At the end of August, Hurricane Harvey ravaged the city of Houston and much of Southeast Texas. The FORCE spoke with Houston resident Doug Whittemore, SVP of Default Specialty Operations at U.S. Bank, to see what the aftermath has in store for the local REO market.
“We were very lucky and only had one REO property damaged by Harvey,” Whittemore explained. “For Irma, we were proactive and boarded up properties as a precautionary measure.”
We could see a wave of flood damaged foreclosed properties hitting the REO market in the next 12 months according to Whittemore. “As a servicer, we are limited to what we can repair on a home until the foreclosure is completed,” he said. “We can secure the exterior, remediate anything that would continue to cause damage to the property or known safety issues such as, leaks, falling structures, etc.”
Whittemore anticipates additional stress will be put on Houston home values as flood damaged properties complete foreclosure and come onto the market. According to the Federal Reserve Bank of Dallas, Hurricanes typically raise home prices for years, peaking between 3 percent and 4 percent three years after the storm.
As the fourth largest city in the U.S., Houston had one of the healthiest real estate markets in the country before the Category 4 hurricane, according to the National Association of Realtors. Houston residents are currently worried about making their homes habitable and paying their mortgages.
Compared to disaster zones hit by Hurricane Katrina in 2005, Houston has at least twice as many mortgage properties and four times as many unpaid principal balances according to Black Knight Financial Services. If the results of Harvey resemble those of Katrina, 75,000 Houston borrowers will be unable to make their mortgage payment within two months and that 45,000 will become seriously delinquent or face foreclosure within four months. Black Knight estimates the potential mortgage losses in Houston may surpass Hurricane Katrina’s, with slightly more than 1 million mortgaged properties with $164 billion in outstanding mortgage balances in the Houston area.
According to Metrostudy, the oversupply of housing will diminish as properties are condemned or damaged beyond repair.

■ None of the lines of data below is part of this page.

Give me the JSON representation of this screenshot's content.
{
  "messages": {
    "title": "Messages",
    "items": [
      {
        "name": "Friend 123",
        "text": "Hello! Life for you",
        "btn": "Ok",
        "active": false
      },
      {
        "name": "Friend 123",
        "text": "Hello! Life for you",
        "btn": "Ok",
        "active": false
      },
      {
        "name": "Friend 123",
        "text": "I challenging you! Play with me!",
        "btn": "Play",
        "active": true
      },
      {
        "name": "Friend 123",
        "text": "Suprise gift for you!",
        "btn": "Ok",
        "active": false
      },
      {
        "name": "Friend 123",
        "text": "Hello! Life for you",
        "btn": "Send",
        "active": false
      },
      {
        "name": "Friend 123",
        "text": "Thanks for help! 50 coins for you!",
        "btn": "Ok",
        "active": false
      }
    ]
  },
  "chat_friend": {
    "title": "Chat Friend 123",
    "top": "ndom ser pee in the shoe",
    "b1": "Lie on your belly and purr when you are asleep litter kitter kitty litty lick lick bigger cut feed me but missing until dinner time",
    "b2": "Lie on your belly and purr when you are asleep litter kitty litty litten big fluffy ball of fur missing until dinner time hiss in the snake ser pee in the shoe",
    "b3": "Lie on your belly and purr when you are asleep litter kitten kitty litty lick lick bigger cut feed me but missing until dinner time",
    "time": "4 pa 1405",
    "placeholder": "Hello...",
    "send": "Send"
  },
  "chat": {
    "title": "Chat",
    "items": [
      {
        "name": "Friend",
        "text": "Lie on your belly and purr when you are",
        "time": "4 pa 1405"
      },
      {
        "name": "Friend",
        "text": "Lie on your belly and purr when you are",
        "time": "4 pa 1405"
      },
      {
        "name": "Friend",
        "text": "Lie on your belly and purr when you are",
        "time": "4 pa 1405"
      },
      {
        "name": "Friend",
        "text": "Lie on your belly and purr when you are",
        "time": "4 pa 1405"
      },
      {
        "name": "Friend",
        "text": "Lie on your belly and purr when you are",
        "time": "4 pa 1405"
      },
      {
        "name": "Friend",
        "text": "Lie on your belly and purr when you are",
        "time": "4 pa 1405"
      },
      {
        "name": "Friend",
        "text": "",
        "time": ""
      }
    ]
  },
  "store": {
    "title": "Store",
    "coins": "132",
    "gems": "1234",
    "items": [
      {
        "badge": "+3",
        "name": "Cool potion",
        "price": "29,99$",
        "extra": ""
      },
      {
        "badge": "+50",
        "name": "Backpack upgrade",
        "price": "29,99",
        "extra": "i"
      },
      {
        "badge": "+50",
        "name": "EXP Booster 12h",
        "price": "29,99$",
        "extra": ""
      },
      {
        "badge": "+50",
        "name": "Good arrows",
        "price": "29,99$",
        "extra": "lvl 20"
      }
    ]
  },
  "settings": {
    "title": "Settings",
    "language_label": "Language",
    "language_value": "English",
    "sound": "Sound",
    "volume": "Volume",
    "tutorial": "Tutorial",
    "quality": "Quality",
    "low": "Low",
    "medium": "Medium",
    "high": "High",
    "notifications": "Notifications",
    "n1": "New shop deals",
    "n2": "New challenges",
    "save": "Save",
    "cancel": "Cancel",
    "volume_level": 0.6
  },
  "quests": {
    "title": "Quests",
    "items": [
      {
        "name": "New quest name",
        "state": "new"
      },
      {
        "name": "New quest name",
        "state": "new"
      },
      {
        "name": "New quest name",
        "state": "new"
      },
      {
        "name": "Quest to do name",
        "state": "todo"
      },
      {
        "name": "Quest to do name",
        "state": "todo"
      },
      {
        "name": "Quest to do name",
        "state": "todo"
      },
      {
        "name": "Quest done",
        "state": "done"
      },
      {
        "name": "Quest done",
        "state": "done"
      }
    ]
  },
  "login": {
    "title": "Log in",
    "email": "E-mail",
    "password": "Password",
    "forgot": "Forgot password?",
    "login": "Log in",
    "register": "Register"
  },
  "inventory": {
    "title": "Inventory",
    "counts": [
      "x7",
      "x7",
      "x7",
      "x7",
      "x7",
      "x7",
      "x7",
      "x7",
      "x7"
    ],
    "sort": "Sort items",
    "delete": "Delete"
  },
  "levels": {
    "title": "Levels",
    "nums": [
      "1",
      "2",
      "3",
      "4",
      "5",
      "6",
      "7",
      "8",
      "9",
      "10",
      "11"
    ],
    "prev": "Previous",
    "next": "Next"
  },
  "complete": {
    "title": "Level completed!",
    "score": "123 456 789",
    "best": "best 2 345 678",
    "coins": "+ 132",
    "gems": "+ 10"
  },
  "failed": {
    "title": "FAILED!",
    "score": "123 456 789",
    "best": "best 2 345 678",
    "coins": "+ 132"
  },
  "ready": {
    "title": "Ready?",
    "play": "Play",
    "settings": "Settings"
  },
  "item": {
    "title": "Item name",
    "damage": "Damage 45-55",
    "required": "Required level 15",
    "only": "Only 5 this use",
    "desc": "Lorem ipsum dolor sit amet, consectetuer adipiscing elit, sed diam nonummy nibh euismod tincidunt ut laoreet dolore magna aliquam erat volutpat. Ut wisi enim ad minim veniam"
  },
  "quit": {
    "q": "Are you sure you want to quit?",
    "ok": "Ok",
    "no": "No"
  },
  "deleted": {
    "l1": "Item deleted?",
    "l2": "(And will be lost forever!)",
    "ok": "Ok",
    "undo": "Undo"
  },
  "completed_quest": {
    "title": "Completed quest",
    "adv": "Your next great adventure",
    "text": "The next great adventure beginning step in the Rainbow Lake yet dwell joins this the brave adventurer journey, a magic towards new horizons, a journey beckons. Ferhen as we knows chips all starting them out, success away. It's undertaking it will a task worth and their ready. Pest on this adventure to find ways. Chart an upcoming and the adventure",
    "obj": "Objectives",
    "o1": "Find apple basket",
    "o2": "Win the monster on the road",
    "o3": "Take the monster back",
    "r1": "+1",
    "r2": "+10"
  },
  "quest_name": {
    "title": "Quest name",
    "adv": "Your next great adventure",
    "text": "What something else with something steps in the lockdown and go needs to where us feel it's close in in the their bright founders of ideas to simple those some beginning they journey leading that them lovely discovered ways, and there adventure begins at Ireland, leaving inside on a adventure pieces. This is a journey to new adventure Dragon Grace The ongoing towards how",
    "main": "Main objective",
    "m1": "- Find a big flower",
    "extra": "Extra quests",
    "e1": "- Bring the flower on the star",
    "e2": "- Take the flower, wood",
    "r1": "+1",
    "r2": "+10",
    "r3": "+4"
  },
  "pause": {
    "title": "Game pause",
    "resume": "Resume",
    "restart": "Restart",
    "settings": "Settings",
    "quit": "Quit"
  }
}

Houston agents and brokers should anticipate a slowdown in pending contracts and sales in the region over the coming months.
“The bottom line here, we as an industry, whether you’re a servicer, attorney, real estate agent, loan officer or vendor, we all need to find solutions for assisting these homeowners and giving them an incentive to stay and repair,” said Whittemore. “Long term, it’s the right thing to do and should keep the Houston housing market healthy.”